Central to England's prospects will be Steven Finn, the stand-out bowler on tour to date and the pick of the attack on the first day.
His figures of two for 50 scarcely do justice to the searching spells he sent down, though his dismissal of Hashim Amla was a perfect example of his craft.
And for Gibson, the 26-year-old more than deserves to be talked about alongside James Anderson and Stuart Broad, England's long-serving pace spearheads.
Finn is just six months into the Test comeback that began against Australia last summer, but the signs are increasingly good that he will be around for the long haul.
"I'm very impressed with Finn, since he came back in the team in the Ashes he has certainly proven himself to be an outstanding fast bowler," Gibson said.

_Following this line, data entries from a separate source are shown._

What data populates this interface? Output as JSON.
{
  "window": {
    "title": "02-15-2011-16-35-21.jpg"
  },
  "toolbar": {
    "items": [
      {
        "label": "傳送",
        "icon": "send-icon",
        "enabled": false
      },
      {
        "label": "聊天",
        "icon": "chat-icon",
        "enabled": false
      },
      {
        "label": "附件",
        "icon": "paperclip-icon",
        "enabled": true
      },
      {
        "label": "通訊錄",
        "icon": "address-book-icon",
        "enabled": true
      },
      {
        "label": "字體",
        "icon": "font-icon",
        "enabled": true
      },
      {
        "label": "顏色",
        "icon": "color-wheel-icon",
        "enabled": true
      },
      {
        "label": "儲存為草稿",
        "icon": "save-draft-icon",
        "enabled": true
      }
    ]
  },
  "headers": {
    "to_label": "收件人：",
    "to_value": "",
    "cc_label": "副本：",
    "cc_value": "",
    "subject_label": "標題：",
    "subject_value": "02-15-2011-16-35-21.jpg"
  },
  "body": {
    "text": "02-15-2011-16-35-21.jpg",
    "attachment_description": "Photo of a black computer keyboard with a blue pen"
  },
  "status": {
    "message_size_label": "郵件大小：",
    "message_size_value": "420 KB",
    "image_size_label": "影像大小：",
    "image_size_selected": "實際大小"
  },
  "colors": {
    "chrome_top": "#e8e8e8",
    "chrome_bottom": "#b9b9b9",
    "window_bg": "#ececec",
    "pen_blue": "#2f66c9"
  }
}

"Often a lot is said about Broad and Anderson, and they're quality bowlers with 700-odd wicket between them, but when Finn has the ball in his hand he looks a quality bowler as well.
"He's someone you can see playing a huge part for England in the coming years."
South Africa will be hoping for a calmer morning after their Test preparation was thrown in turmoil by an unlikely injury to wicketkeeper Quinton de Kock.
He twisted a knee on the eve of the match while exercising his dogs, meaning an early-morning flight from Port Elizabeth to Johannesburg for Dane Vilas.
"Quinny said he was walking his dogs, slipped somehow and twisted his knee. That's something new in his life... it's a very freak injury," batsman Dean Elgar said.
"I found out at breakfast that Dane was flying into Johannesburg. His day was pretty much turned upside down at 7am this morning, but when you get that phone call you do anything to get here."